The following is an example of the basic PGO phases:

1.   Instrumentation Compilation and Linking—Use -prof_gen to produce an executable with instrumented information; for example:

IA-32 applications:

prompt> ifc -prof_gen -c a1.f a2.f a3.f

prompt> ifc a1.o a2.o a3.o

Itanium(TM)-based applications:

prompt>efc -prof_gen -c a1.f a2.f a3.f

prompt>efc a1.o a2.o a3.o

In place of the second command, you could use the linker (ld) directly to produce the instrumented program. If you do this, make sure you link with the libirc.a library.

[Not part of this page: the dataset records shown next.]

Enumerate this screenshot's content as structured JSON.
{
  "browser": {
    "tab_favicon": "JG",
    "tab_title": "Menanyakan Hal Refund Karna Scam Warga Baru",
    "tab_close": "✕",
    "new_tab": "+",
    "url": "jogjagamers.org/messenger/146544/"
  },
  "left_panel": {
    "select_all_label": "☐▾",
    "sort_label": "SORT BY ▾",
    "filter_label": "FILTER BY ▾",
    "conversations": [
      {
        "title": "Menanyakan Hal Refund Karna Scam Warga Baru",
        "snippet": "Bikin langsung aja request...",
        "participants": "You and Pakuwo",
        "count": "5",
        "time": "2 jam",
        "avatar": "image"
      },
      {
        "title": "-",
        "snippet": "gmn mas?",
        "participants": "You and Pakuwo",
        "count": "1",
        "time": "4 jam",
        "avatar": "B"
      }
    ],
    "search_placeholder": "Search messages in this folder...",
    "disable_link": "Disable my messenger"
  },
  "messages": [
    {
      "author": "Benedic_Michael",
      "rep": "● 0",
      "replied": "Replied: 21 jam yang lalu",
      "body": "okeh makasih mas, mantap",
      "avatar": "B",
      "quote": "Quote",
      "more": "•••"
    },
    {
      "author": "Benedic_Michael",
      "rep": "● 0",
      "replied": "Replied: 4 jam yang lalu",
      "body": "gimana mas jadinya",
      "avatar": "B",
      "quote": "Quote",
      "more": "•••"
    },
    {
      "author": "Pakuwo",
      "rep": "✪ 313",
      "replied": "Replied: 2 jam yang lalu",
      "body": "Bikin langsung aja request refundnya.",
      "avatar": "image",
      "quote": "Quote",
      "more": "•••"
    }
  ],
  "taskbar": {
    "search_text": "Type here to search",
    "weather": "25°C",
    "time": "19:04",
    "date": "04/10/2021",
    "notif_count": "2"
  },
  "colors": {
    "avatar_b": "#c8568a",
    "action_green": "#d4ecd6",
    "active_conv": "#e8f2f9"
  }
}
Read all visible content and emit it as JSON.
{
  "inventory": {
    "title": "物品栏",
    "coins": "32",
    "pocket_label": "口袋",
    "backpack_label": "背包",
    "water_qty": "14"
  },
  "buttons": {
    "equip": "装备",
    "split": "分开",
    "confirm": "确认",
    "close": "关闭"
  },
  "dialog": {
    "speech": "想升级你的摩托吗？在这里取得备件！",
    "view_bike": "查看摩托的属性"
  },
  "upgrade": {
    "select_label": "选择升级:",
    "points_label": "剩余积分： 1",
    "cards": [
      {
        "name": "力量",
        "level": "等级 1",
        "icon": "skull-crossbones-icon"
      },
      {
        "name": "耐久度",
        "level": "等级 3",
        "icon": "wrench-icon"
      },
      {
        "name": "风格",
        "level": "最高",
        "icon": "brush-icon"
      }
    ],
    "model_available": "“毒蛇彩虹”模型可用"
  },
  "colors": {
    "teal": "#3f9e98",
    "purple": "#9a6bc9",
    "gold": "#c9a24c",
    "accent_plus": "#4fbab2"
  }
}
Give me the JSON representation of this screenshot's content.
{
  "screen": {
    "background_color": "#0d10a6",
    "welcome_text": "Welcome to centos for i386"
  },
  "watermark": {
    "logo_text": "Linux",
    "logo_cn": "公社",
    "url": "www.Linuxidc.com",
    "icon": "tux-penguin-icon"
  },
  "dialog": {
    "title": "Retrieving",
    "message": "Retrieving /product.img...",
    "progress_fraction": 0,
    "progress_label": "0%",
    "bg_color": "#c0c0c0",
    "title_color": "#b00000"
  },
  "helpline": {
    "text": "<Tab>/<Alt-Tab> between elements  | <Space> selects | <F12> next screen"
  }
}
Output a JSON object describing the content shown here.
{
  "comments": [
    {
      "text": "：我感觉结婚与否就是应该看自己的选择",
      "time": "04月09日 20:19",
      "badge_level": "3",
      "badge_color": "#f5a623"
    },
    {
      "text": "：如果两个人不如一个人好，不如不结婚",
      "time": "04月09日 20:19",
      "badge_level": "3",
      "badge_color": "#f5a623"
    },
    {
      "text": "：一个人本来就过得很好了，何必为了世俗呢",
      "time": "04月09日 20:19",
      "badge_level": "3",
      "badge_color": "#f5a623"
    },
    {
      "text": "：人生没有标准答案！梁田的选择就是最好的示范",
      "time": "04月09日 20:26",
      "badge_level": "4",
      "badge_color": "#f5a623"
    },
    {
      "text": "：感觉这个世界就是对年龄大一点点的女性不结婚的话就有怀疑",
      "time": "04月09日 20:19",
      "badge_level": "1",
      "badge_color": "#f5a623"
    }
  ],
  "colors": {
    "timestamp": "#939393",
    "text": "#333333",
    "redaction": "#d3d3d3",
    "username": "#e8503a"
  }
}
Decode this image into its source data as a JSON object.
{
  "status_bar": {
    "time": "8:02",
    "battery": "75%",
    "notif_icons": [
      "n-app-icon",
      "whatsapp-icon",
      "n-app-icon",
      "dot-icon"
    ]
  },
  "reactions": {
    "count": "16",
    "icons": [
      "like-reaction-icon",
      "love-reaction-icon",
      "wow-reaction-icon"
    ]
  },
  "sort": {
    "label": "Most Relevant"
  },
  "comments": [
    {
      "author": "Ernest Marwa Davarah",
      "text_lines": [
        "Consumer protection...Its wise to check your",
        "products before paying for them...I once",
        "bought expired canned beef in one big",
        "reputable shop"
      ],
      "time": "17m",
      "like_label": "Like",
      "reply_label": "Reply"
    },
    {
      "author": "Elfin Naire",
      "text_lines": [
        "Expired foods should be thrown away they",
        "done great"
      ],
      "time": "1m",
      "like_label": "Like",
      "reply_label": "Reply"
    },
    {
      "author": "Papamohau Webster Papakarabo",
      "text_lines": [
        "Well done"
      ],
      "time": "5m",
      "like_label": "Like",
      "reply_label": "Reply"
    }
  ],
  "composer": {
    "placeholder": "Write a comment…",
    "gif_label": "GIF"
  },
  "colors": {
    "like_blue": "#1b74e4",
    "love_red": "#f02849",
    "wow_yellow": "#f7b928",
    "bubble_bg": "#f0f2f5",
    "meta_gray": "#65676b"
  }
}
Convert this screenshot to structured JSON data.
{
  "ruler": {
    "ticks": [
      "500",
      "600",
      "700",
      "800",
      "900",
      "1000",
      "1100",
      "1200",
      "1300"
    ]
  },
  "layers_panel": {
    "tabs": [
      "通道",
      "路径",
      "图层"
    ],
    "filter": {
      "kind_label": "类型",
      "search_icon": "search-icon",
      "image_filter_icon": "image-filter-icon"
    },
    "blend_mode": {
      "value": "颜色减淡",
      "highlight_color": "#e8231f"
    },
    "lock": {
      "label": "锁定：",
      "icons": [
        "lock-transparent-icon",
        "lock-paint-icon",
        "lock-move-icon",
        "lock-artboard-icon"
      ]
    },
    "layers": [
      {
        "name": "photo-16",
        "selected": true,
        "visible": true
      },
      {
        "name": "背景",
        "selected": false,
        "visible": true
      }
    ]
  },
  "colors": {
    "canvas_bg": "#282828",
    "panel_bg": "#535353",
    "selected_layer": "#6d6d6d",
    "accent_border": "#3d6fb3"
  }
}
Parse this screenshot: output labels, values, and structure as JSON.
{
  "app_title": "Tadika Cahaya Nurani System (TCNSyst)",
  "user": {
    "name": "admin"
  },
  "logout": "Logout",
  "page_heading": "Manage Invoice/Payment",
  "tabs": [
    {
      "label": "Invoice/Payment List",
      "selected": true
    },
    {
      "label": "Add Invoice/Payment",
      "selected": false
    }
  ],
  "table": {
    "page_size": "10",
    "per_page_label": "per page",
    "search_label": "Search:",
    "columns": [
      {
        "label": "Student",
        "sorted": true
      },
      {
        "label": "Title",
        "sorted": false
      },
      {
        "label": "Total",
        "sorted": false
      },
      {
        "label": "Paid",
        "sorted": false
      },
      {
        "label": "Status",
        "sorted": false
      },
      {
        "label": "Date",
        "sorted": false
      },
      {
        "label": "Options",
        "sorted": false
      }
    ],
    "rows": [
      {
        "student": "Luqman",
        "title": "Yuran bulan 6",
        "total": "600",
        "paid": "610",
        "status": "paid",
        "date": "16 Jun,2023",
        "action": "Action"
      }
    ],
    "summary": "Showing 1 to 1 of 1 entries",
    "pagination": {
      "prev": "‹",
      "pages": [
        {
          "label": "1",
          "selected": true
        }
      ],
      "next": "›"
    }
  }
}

2.   Instrumented Execution—Run your instrumented program with a representative set of data to create a dynamic information file.

prompt>a1

     The resulting dynamic information file has a unique name and .dyn suffix every time you run a1. The instrumented file    helps predict how the program runs with a particular set of data. You can run the program more than once with   different input data.

3.   Feedback Compilation—Compile and link the source files with -prof_use to use the dynamic information to optimize your program according to its profile:

IA-32 applications:

prompt>ifc -prof_use -ipo a1.f a2.f a3.f

Itanium-based applications:

prompt>efc -prof_use -ipo a1.f a2.f a3.f

Besides the optimization, the compiler produces a pgopti.dpi file. You typically specify the default optimizations (-O2) for phase 1, and specify more advanced optimizations (-ip or -ipo) for phase 3. This example used -O2 in phase 1 and the -ip in phase 3.

Note   
The compiler ignores the -ip or the -ipo options with -prof_gen.

The goal of function splitting is to improve the locality of executed instructions. Function splitting achieves this goal by splitting the non-executed code from the executed code. The executed code is emitted for each function, while the non-executed code is grouped together in a separate text section.